By Stevil Kinevil
It wasn’t the first cyclocross bike I’d owned, and it’s most likely not going to be the last. I can say, however, without reservation that beside all of my other bikes past and present, it’s my very most favorite. I suspect everyone has one of those. It’s the pony in the stable that can read your mind. It’s the arrow in the quiver that always flies true. It’s the spot in Homer Simpson’s couch that happily envelops his obese, yellow form.
I rode it in eight hours of driving rain during a group ride I’d organized in celebration of Joe Parkin’s first book, “A Dog in a Hat.” Not surprisingly, he’s not ridden with me since.
Crushed by heartbreak and my face still wet with tears, it carried me home after putting my beloved Maine coon cat to sleep at the conclusion of a long battle with illness.
And it was on this bike I’d once crashed so spectacularly, it was as if God herself had thrown me like a Chinese star across the earth. Such a long time did it take my carcass to finally come to rest that I’d actually thought to myself in real time, “Good lord … this is taking forever to end.”

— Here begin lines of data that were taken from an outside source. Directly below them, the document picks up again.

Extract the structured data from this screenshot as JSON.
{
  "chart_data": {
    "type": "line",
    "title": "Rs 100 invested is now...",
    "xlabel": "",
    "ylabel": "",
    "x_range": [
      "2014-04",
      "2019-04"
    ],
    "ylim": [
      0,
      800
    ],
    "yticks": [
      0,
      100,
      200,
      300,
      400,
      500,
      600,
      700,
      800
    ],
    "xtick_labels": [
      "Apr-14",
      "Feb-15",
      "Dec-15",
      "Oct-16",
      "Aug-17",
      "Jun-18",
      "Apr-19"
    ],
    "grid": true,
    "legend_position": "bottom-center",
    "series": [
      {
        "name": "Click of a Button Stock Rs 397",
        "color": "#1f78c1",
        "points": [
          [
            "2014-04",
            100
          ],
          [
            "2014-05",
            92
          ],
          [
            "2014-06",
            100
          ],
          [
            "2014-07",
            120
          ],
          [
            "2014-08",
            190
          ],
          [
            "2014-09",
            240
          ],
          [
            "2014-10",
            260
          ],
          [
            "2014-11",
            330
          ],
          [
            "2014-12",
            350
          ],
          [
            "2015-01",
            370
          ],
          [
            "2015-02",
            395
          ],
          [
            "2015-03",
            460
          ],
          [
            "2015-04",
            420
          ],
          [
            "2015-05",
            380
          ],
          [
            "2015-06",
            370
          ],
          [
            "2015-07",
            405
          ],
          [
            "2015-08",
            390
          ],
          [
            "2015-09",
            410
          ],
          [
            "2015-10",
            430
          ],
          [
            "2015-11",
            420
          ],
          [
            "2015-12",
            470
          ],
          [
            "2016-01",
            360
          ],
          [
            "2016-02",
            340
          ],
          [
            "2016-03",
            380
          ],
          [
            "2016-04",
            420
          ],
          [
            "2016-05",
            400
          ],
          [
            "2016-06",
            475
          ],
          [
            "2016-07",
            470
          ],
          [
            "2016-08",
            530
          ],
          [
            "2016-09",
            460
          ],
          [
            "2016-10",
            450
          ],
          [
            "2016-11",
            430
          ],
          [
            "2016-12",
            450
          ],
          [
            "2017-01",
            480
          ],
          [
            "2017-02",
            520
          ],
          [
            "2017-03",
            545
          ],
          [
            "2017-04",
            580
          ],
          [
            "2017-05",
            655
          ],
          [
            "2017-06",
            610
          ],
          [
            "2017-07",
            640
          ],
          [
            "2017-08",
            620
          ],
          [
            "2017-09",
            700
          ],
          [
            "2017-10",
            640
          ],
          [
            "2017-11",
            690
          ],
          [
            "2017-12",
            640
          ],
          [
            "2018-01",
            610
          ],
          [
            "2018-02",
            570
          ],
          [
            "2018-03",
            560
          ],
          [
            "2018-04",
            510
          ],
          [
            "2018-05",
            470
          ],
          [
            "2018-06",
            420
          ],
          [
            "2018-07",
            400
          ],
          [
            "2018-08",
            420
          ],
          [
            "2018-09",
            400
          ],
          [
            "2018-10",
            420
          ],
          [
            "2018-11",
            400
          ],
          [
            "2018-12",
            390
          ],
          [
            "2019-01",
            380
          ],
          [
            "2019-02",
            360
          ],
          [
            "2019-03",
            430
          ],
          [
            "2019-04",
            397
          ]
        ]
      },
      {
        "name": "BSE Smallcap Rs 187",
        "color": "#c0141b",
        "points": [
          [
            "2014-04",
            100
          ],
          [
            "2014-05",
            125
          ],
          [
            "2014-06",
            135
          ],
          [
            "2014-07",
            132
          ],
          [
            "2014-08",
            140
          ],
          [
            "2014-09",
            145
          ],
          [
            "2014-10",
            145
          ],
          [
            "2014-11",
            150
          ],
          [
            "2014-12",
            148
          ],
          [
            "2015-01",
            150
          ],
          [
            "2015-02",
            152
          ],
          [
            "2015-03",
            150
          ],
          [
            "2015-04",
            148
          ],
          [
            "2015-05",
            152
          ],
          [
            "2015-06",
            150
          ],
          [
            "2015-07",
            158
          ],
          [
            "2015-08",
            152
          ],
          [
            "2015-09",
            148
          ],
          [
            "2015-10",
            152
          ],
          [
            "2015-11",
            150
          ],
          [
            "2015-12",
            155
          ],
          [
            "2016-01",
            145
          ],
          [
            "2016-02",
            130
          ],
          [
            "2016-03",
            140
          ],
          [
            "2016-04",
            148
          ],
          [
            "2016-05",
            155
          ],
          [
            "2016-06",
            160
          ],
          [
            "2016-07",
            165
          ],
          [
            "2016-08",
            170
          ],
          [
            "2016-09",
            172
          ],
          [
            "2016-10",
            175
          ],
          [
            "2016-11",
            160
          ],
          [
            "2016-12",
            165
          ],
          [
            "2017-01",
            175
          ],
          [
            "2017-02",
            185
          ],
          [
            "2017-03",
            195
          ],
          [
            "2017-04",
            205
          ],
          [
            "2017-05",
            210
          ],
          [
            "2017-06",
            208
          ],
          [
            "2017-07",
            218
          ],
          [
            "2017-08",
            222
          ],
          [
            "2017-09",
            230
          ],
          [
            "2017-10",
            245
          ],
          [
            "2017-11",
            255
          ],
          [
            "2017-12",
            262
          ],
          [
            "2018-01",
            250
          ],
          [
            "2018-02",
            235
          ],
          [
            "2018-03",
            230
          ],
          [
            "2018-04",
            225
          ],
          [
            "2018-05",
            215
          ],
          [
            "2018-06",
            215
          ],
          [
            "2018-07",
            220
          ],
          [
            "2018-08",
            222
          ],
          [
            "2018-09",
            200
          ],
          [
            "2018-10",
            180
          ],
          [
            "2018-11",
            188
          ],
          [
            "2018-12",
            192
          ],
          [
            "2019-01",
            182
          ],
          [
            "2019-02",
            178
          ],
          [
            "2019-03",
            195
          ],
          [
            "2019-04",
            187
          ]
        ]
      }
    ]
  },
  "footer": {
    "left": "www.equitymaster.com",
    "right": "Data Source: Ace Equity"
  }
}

At some point during the final month of 2015, I slipped off the side of a trail, launching into the abyss, and when I came to rest, noted that I’d landed on a shard of metal hiding in the ivy, opening my right calf very nearly to the bone. My bike kept going, landing some 25 feet below me in the maw of an inaccessible wash. After snapping a photo of the gaping wound for posterity’s sake and clawing my way back to a nearby road, I sheepishly inquired with the responding firemen that since they didn’t have to drop a bucket off the hillside to extract my body, if they wouldn’t mind rappelling into the beyond to fetch my bike. Being the heroes that they are, they obliged. Once I healed up, I rode the bike to the fire station, bringing with me 2 pounds of coffee beans and a family-size jug of bourbon as a thank you for their efforts.
I’ve ridden in cyclocross as well as mountain bike races on it, the latter of which was a foolish endeavor for someone with my obviously questionable skills. Ironically (or not … thanks to Alanis Morissette, I’m not even sure what the word means any longer), the first time I ever even laid eyes on the person who would eventually build it for me was in 1995 at the second ever running of Occidental, California’s legendary and short-lived Ring of Fire mountain bike race. I’d just finished battling it out in the sport class and was sitting trailside when all 20 people racing in the singlespeed class shot past. One of those individuals among the group was hard to miss. At well over 6 feet tall, and about as big around as one of my legs, the bloke in question was mixing it up on one of them skinny tired ’cross bikes. It wasn’t then that I thought to myself, “That’s dumb” or, “Why would he do that to himself?” With both of our moms as my witness, I thought it was just about one of the coolest things I’d ever seen, and immediately knew that whoever he was, I wanted to know more about him. Eventually, I came to learn that his name/nickname was Rick/The Stick, and he was blessed with the kind of stupid strength your drunk brother-in-law has when he picks you up and spins you around above his head at Christmas. Perhaps it was around this time, or a bit before, or maybe a little later that he began building bicycle frames. Approximately one decade later I possessed one of my own, and as I previously noted, we began a long-standing and mutually abusive relationship with one another. It has been to such a degree, Rick recently declared that if I ever called him again with a tale of me doing something unwise upon it, he’s no longer fixing it for me, but rather just putting me in the queue for a new frame.
Until that time comes, I’ll continue on with a relationship not all that dissimilar to that of a best friend/worst enemy, making old adventures new again, pedaling out across paved roads to nowhere and flowing brown ribbons of singletrack, and perhaps most importantly, figuring out new and creative ways with which to show it my love the best way I know how.